Anyone who has made vacation snaps pop and glow with heightened intensity knows the effect of the Instagram color-filter technique that can turn a photograph of the most banal landscape into the fiery furnace of a sunset.
A similar technique is being used beyond photography. The patterns that are spread over dresses or pants this winter are often digitally enhanced to make them brighter and bolder than nature. In fact, the less they resemble the botanical, the more fashionable they look.
Roses, larger than anything produced in the soil, swell across fabric with that sensual expression of Georgia O’Keeffe’s paintings from the 1920s.
But whereas it once took an artist a lifetime to create large-scale, artistic images, today’s hyper-reality is, literally, child’s play — hence the popularity of Instagram and other smartphone apps.

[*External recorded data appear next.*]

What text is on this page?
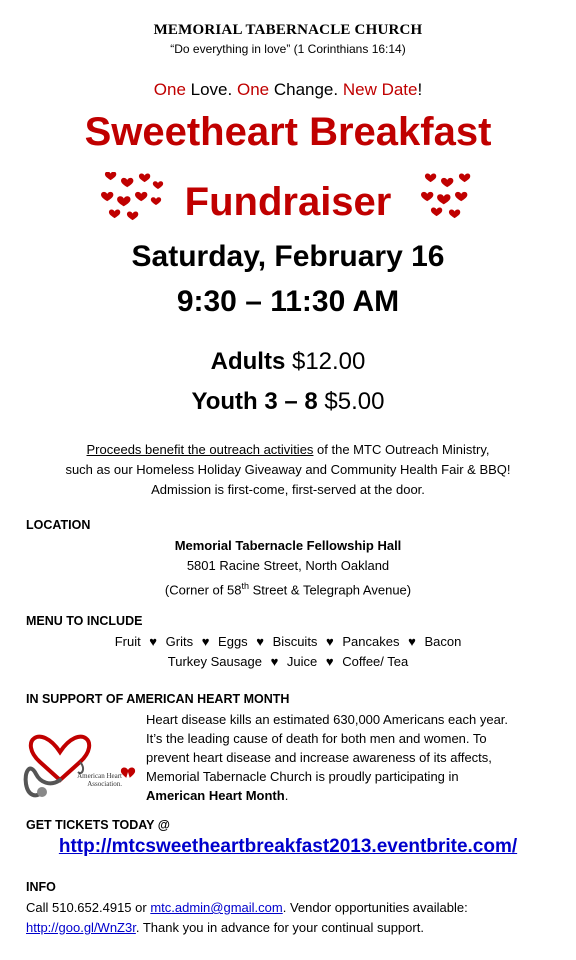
MEMORIAL TABERNACLE CHURCH
“Do everything in love” (1 Corinthians 16:14)
One Love. One Change. New Date!
Sweetheart Breakfast
Fundraiser
Saturday, February 16
9:30 – 11:30 AM
Adults $12.00
Youth 3 – 8 $5.00
Proceeds benefit the outreach activities of the MTC Outreach Ministry,
such as our Homeless Holiday Giveaway and Community Health Fair & BBQ!
Admission is first-come, first-served at the door.
LOCATION
Memorial Tabernacle Fellowship Hall
5801 Racine Street, North Oakland
(Corner of 58th Street & Telegraph Avenue)
MENU TO INCLUDE
Fruit ♥ Grits ♥ Eggs ♥ Biscuits ♥ Pancakes ♥ Bacon
Turkey Sausage ♥ Juice ♥ Coffee/ Tea
IN SUPPORT OF AMERICAN HEART MONTH
American Heart
Association.
Heart disease kills an estimated 630,000 Americans each year.
It’s the leading cause of death for both men and women. To
prevent heart disease and increase awareness of its affects,
Memorial Tabernacle Church is proudly participating in
American Heart Month.
GET TICKETS TODAY @
http://mtcsweetheartbreakfast2013.eventbrite.com/
INFO
Call 510.652.4915 or mtc.admin@gmail.com. Vendor opportunities available:
http://goo.gl/WnZ3r. Thank you in advance for your continual support.
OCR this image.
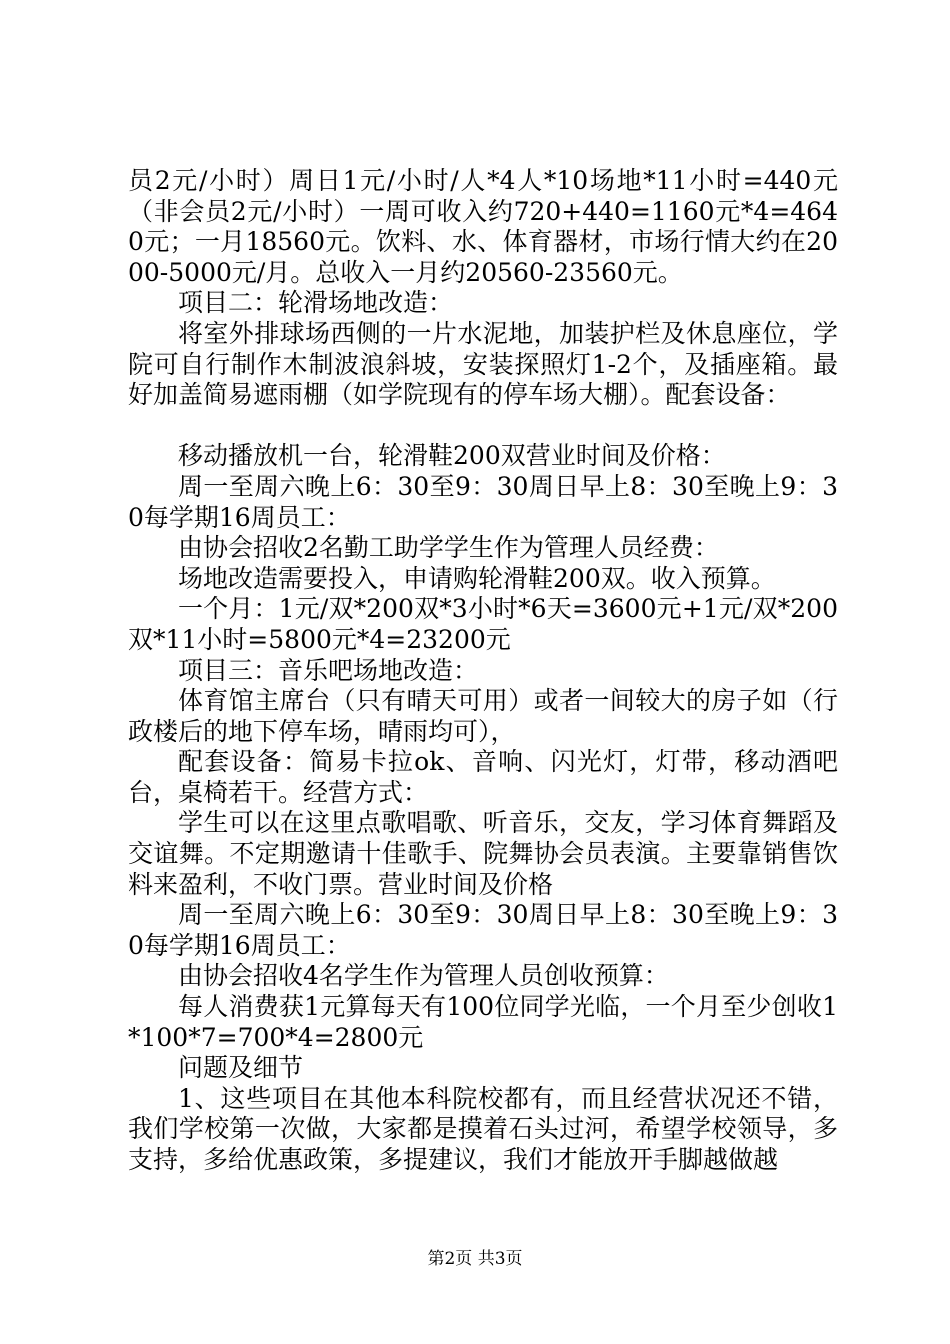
员2元/小时）周日1元/小时/人*4人*10场地*11小时=440元（非会员2元/小时）一周可收入约720+440=1160元*4=4640元；一月18560元。饮料、水、体育器材，市场行情大约在2000-5000元/月。总收入一月约20560-23560元。

项目二：轮滑场地改造：

将室外排球场西侧的一片水泥地，加装护栏及休息座位，学院可自行制作木制波浪斜坡，安装探照灯1-2个，及插座箱。最好加盖简易遮雨棚（如学院现有的停车场大棚）。配套设备：

移动播放机一台，轮滑鞋200双营业时间及价格：

周一至周六晚上6：30至9：30周日早上8：30至晚上9：30每学期16周员工：

由协会招收2名勤工助学学生作为管理人员经费：

场地改造需要投入，申请购轮滑鞋200双。收入预算。

一个月：1元/双*200双*3小时*6天=3600元+1元/双*200双*11小时=5800元*4=23200元

项目三：音乐吧场地改造：

体育馆主席台（只有晴天可用）或者一间较大的房子如（行政楼后的地下停车场，晴雨均可），

配套设备：简易卡拉ok、音响、闪光灯，灯带，移动酒吧台，桌椅若干。经营方式：

学生可以在这里点歌唱歌、听音乐，交友，学习体育舞蹈及交谊舞。不定期邀请十佳歌手、院舞协会员表演。主要靠销售饮料来盈利，不收门票。营业时间及价格

周一至周六晚上6：30至9：30周日早上8：30至晚上9：30每学期16周员工：

由协会招收4名学生作为管理人员创收预算：

每人消费获1元算每天有100位同学光临，一个月至少创收1*100*7=700*4=2800元

问题及细节

1、这些项目在其他本科院校都有，而且经营状况还不错，我们学校第一次做，大家都是摸着石头过河，希望学校领导，多支持，多给优惠政策，多提建议，我们才能放开手脚越做越

第2页 共3页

In the fashion world, it may take a sophisticated designer to work those patterns of burning bright blooms into something stylish and wearable, yet the actual process is just another computer click. The floral effects are rarely just sketched, more probably manipulated. The British designer Mary Katrantzou is an example of a designer whose computer skills have created a new genre of fashion prints.
The result is a winter offering of outfits so eye-poppingly bright that the display of the Marc Jacobs resort line at Colette, the Paris concept store, appears at first glance to have turned the sophisticated shop into a greenhouse.
Even if the clothes themselves are still quiet or pallid, as was once the norm for winter, that reality can be enhanced in a magazine by post production.
One of the quiet revolutions in fashion is the way that images in magazines have been transformed, so that the consumer is viewing hyper reality. Nothing is quite what it seems since post-production has become an intrinsic part of fashion photography, transforming the image. Over the past decade, photographers have turned art into a science, using the computer to change both the subject and the surrounding scenery.
No one has been more devoted to the possibilities of processing imagery than Nick Knight, the British photographer whose SHOWStudio first animated fashion by creating films at the same time as stills fashion shoots and now uses digital enhancement as an every-day process.
Such is his reputation for inventiveness and imagination — from his initial street snaps of British Punks to the Lady Gaga videos — that Mr. Knight has been selected as creative consultant by New York’s Metropolitan Museum of Art. He will work on “Punk: Chaos to Couture,” the Costume Institute exhibition in May 2013.
The Nick Knight flowers — the subject of “Flora,” the flower photography which he developed 15 years ago — have grown ever more painterly and dramatic.
In fact, it is hard to define his current floral work in intense colors that appear to drip from the petals as “photography.” He explains how he took the initial image to a laboratory in Los Angeles where the pigments were treated to make them “run,” creating a scissored effect on the edge of the petals and drips of color from the big blooms.
“I have become a painter of a surface,” says Mr. Knight, referring to the new rose images as “Photo/Paintings.”
The result of this innovative technique can be seen at an exceptional exhibition at the SHOWstudio space on Bruton Street in London, where both the intense new Rose photo/painting hybrids are on offer as well as 15 of the “Flora” works.